# Data Merging - Scopus and SciVal

This notebook merges Scopus and SciVal datasets using the EID column.

## Objectives:
1. Load both datasets
2. Merge using EID as key
3. Add abstracts from Scopus to SciVal entries
4. Resolve duplicate columns
5. Save merged dataset

In [None]:
import sys
sys.path.append('../')

import pandas as pd
import numpy as np
from pathlib import Path

from src.data.load_data import load_scopus_data, load_scival_data
from src.data.merge_data import (
    merge_datasets,
    add_abstracts_to_scival,
    resolve_duplicate_columns
)
from src.utils.config import config

pd.set_option('display.max_columns', None)

## 1. Load Data

In [None]:
# Load data files
SCOPUS_FILE = '../data/raw/scopus.csv'
SCIVAL_FILE = '../data/raw/scival.csv'

# Load datasets
scopus_df = load_scopus_data(SCOPUS_FILE)
scival_df = load_scival_data(SCIVAL_FILE)

print(f"Scopus: {scopus_df.shape}")
print(f"SciVal: {scival_df.shape}")

## 2. Merge Datasets and Replace Abstracts

SciVal's Abstract column contains URLs, not actual text.

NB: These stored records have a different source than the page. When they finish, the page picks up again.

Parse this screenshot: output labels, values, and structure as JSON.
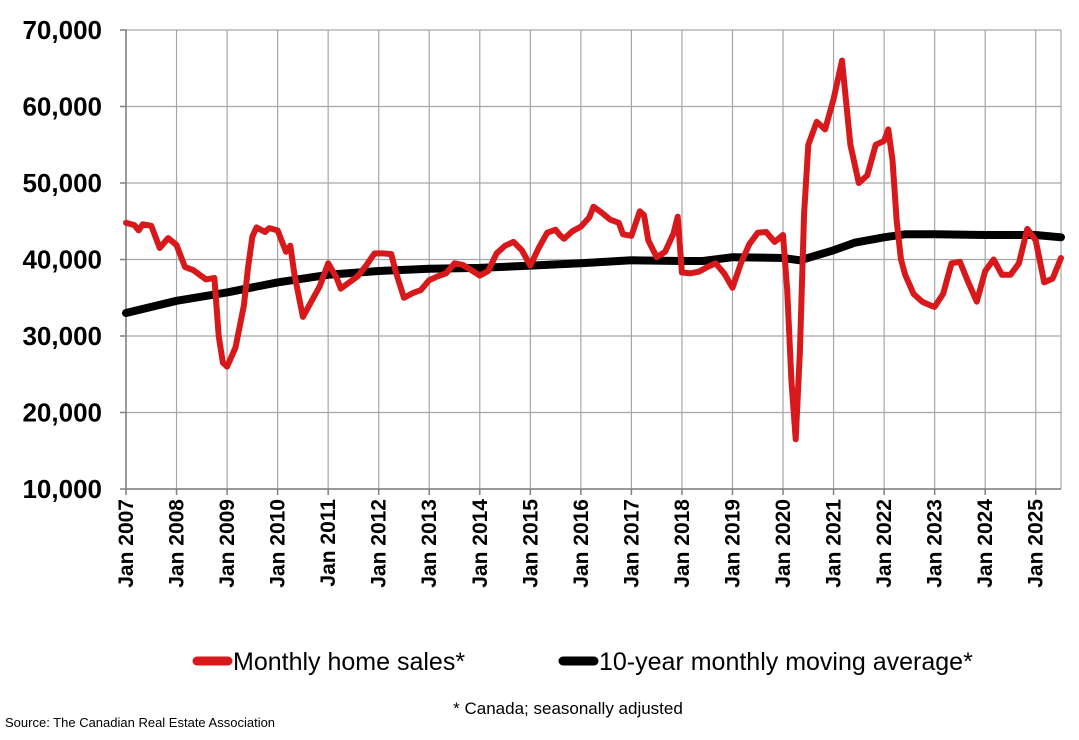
{
  "chart_data": {
    "type": "line",
    "title": "",
    "xlabel": "",
    "ylabel": "",
    "ylim": [
      10000,
      70000
    ],
    "yticks": [
      10000,
      20000,
      30000,
      40000,
      50000,
      60000,
      70000
    ],
    "ytick_labels": [
      "10,000",
      "20,000",
      "30,000",
      "40,000",
      "50,000",
      "60,000",
      "70,000"
    ],
    "xlim": [
      "2007-01",
      "2025-07"
    ],
    "xtick_labels": [
      "Jan 2007",
      "Jan 2008",
      "Jan 2009",
      "Jan 2010",
      "Jan 2011",
      "Jan 2012",
      "Jan 2013",
      "Jan 2014",
      "Jan 2015",
      "Jan 2016",
      "Jan 2017",
      "Jan 2018",
      "Jan 2019",
      "Jan 2020",
      "Jan 2021",
      "Jan 2022",
      "Jan 2023",
      "Jan 2024",
      "Jan 2025"
    ],
    "grid": true,
    "legend_position": "bottom",
    "note": "* Canada; seasonally adjusted",
    "source": "Source: The Canadian Real Estate Association",
    "series": [
      {
        "name": "Monthly home sales*",
        "color": "#d7191c",
        "points": [
          [
            "2007-01",
            44800
          ],
          [
            "2007-03",
            44500
          ],
          [
            "2007-04",
            43800
          ],
          [
            "2007-05",
            44600
          ],
          [
            "2007-07",
            44400
          ],
          [
            "2007-09",
            41500
          ],
          [
            "2007-11",
            42800
          ],
          [
            "2008-01",
            41900
          ],
          [
            "2008-03",
            39000
          ],
          [
            "2008-05",
            38600
          ],
          [
            "2008-08",
            37400
          ],
          [
            "2008-10",
            37600
          ],
          [
            "2008-11",
            30000
          ],
          [
            "2008-12",
            26500
          ],
          [
            "2009-01",
            26000
          ],
          [
            "2009-03",
            28500
          ],
          [
            "2009-05",
            34000
          ],
          [
            "2009-06",
            39000
          ],
          [
            "2009-07",
            43000
          ],
          [
            "2009-08",
            44200
          ],
          [
            "2009-10",
            43600
          ],
          [
            "2009-11",
            44100
          ],
          [
            "2010-01",
            43800
          ],
          [
            "2010-03",
            41000
          ],
          [
            "2010-04",
            41800
          ],
          [
            "2010-05",
            38000
          ],
          [
            "2010-07",
            32500
          ],
          [
            "2010-09",
            34500
          ],
          [
            "2010-11",
            36500
          ],
          [
            "2011-01",
            39500
          ],
          [
            "2011-03",
            37600
          ],
          [
            "2011-04",
            36200
          ],
          [
            "2011-06",
            37000
          ],
          [
            "2011-08",
            37800
          ],
          [
            "2011-10",
            39200
          ],
          [
            "2011-12",
            40800
          ],
          [
            "2012-02",
            40800
          ],
          [
            "2012-04",
            40700
          ],
          [
            "2012-05",
            38500
          ],
          [
            "2012-07",
            35000
          ],
          [
            "2012-09",
            35600
          ],
          [
            "2012-11",
            36000
          ],
          [
            "2013-01",
            37300
          ],
          [
            "2013-03",
            37800
          ],
          [
            "2013-05",
            38200
          ],
          [
            "2013-07",
            39500
          ],
          [
            "2013-09",
            39300
          ],
          [
            "2013-11",
            38600
          ],
          [
            "2014-01",
            37900
          ],
          [
            "2014-03",
            38500
          ],
          [
            "2014-05",
            40800
          ],
          [
            "2014-07",
            41800
          ],
          [
            "2014-09",
            42300
          ],
          [
            "2014-11",
            41200
          ],
          [
            "2015-01",
            39200
          ],
          [
            "2015-03",
            41500
          ],
          [
            "2015-05",
            43500
          ],
          [
            "2015-07",
            43900
          ],
          [
            "2015-08",
            43200
          ],
          [
            "2015-09",
            42700
          ],
          [
            "2015-11",
            43700
          ],
          [
            "2016-01",
            44300
          ],
          [
            "2016-03",
            45500
          ],
          [
            "2016-04",
            46900
          ],
          [
            "2016-06",
            46100
          ],
          [
            "2016-08",
            45200
          ],
          [
            "2016-10",
            44800
          ],
          [
            "2016-11",
            43300
          ],
          [
            "2017-01",
            43100
          ],
          [
            "2017-03",
            46300
          ],
          [
            "2017-04",
            45800
          ],
          [
            "2017-05",
            42500
          ],
          [
            "2017-07",
            40300
          ],
          [
            "2017-09",
            41000
          ],
          [
            "2017-11",
            43400
          ],
          [
            "2017-12",
            45600
          ],
          [
            "2018-01",
            38300
          ],
          [
            "2018-03",
            38200
          ],
          [
            "2018-05",
            38400
          ],
          [
            "2018-07",
            39000
          ],
          [
            "2018-09",
            39500
          ],
          [
            "2018-11",
            38200
          ],
          [
            "2019-01",
            36300
          ],
          [
            "2019-03",
            39500
          ],
          [
            "2019-05",
            42000
          ],
          [
            "2019-07",
            43500
          ],
          [
            "2019-09",
            43600
          ],
          [
            "2019-11",
            42300
          ],
          [
            "2020-01",
            43200
          ],
          [
            "2020-02",
            36000
          ],
          [
            "2020-03",
            24000
          ],
          [
            "2020-04",
            16500
          ],
          [
            "2020-05",
            28000
          ],
          [
            "2020-06",
            46000
          ],
          [
            "2020-07",
            55000
          ],
          [
            "2020-09",
            58000
          ],
          [
            "2020-11",
            57000
          ],
          [
            "2021-01",
            61000
          ],
          [
            "2021-03",
            66000
          ],
          [
            "2021-05",
            55000
          ],
          [
            "2021-07",
            50000
          ],
          [
            "2021-09",
            51000
          ],
          [
            "2021-11",
            55000
          ],
          [
            "2022-01",
            55500
          ],
          [
            "2022-02",
            57000
          ],
          [
            "2022-03",
            53000
          ],
          [
            "2022-04",
            45000
          ],
          [
            "2022-05",
            40000
          ],
          [
            "2022-06",
            38000
          ],
          [
            "2022-08",
            35500
          ],
          [
            "2022-10",
            34500
          ],
          [
            "2022-12",
            34000
          ],
          [
            "2023-01",
            33800
          ],
          [
            "2023-03",
            35500
          ],
          [
            "2023-05",
            39500
          ],
          [
            "2023-07",
            39700
          ],
          [
            "2023-09",
            37000
          ],
          [
            "2023-11",
            34500
          ],
          [
            "2024-01",
            38500
          ],
          [
            "2024-03",
            40000
          ],
          [
            "2024-05",
            38000
          ],
          [
            "2024-07",
            38000
          ],
          [
            "2024-09",
            39500
          ],
          [
            "2024-11",
            44000
          ],
          [
            "2025-01",
            42500
          ],
          [
            "2025-03",
            37000
          ],
          [
            "2025-05",
            37500
          ],
          [
            "2025-07",
            40200
          ]
        ]
      },
      {
        "name": "10-year monthly moving average*",
        "color": "#000000",
        "points": [
          [
            "2007-01",
            33000
          ],
          [
            "2008-01",
            34600
          ],
          [
            "2009-01",
            35700
          ],
          [
            "2010-01",
            37000
          ],
          [
            "2011-01",
            38000
          ],
          [
            "2012-01",
            38500
          ],
          [
            "2013-01",
            38800
          ],
          [
            "2014-01",
            38900
          ],
          [
            "2015-01",
            39200
          ],
          [
            "2016-01",
            39500
          ],
          [
            "2017-01",
            39900
          ],
          [
            "2018-01",
            39800
          ],
          [
            "2018-06",
            39800
          ],
          [
            "2019-01",
            40300
          ],
          [
            "2020-01",
            40200
          ],
          [
            "2020-05",
            39900
          ],
          [
            "2021-01",
            41200
          ],
          [
            "2021-06",
            42200
          ],
          [
            "2022-01",
            42900
          ],
          [
            "2022-06",
            43300
          ],
          [
            "2023-01",
            43300
          ],
          [
            "2024-01",
            43200
          ],
          [
            "2025-01",
            43200
          ],
          [
            "2025-07",
            42900
          ]
        ]
      }
    ]
  }
}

We need to replace it with real abstracts from Scopus.

In [None]:
scopus_abstracts = scopus_df[['EID', 'Abstract']].copy()
scopus_abstracts.columns = ['EID', 'Abstract_scopus']

merged_df = scival_df.merge(scopus_abstracts, on='EID', how='inner')

merged_df = merged_df.drop('Abstract', axis=1)
merged_df = merged_df.rename(columns={'Abstract_scopus': 'Abstract'})

print(f"Merged dataset shape: {merged_df.shape}")
print(f"Abstracts matched: {merged_df['Abstract'].notna().sum()} / {len(merged_df)}")

In [None]:
# Full merge of both datasets
# merged_df = merge_datasets(
#     scopus_df=scopus_df,
#     scival_df=scival_df,
#     on='EID',
#     how='inner'  # or 'outer' to keep all records
# )

# print(f"Merged dataset shape: {merged_df.shape}")
# print(f"Columns: {len(merged_df.columns)}")

In [None]:
# Check for duplicate columns
# duplicate_cols = [col for col in merged_df.columns if '_scopus' in col or '_scival' in col]
# print(f"Duplicate columns found: {len(duplicate_cols)}")
# if duplicate_cols:
#     print(duplicate_cols[:10])  # Show first 10

## 5. Examine Merged Data

In [None]:
print(f"Abstracts present: {merged_df['Abstract'].notna().sum()} / {len(merged_df)}")
print(f"Missing abstracts: {merged_df['Abstract'].isna().sum()}")
print(f"\nSample abstract:\n{merged_df['Abstract'].iloc[0][:200]}...")

## 6. Save Merged Dataset

## 3. Verify Merged Data

## Summary Statistics

In [None]:
print("=" * 50)
print("MERGE SUMMARY")
print("=" * 50)
print(f"Total records: {len(merged_df)}")
print(f"Total columns: {len(merged_df.columns)}")
print(f"Memory usage: {merged_df.memory_usage(deep=True).sum() / 1024**2:.2f} MB")
print(f"\nKey columns present:")
key_cols = ['EID', 'Abstract', 'Title', 'Citations', 'Authors', 'Year']
for col in key_cols:
    if col in merged_df.columns:
        print(f"  ✓ {col}")
    else:
        print(f"  ✗ {col}")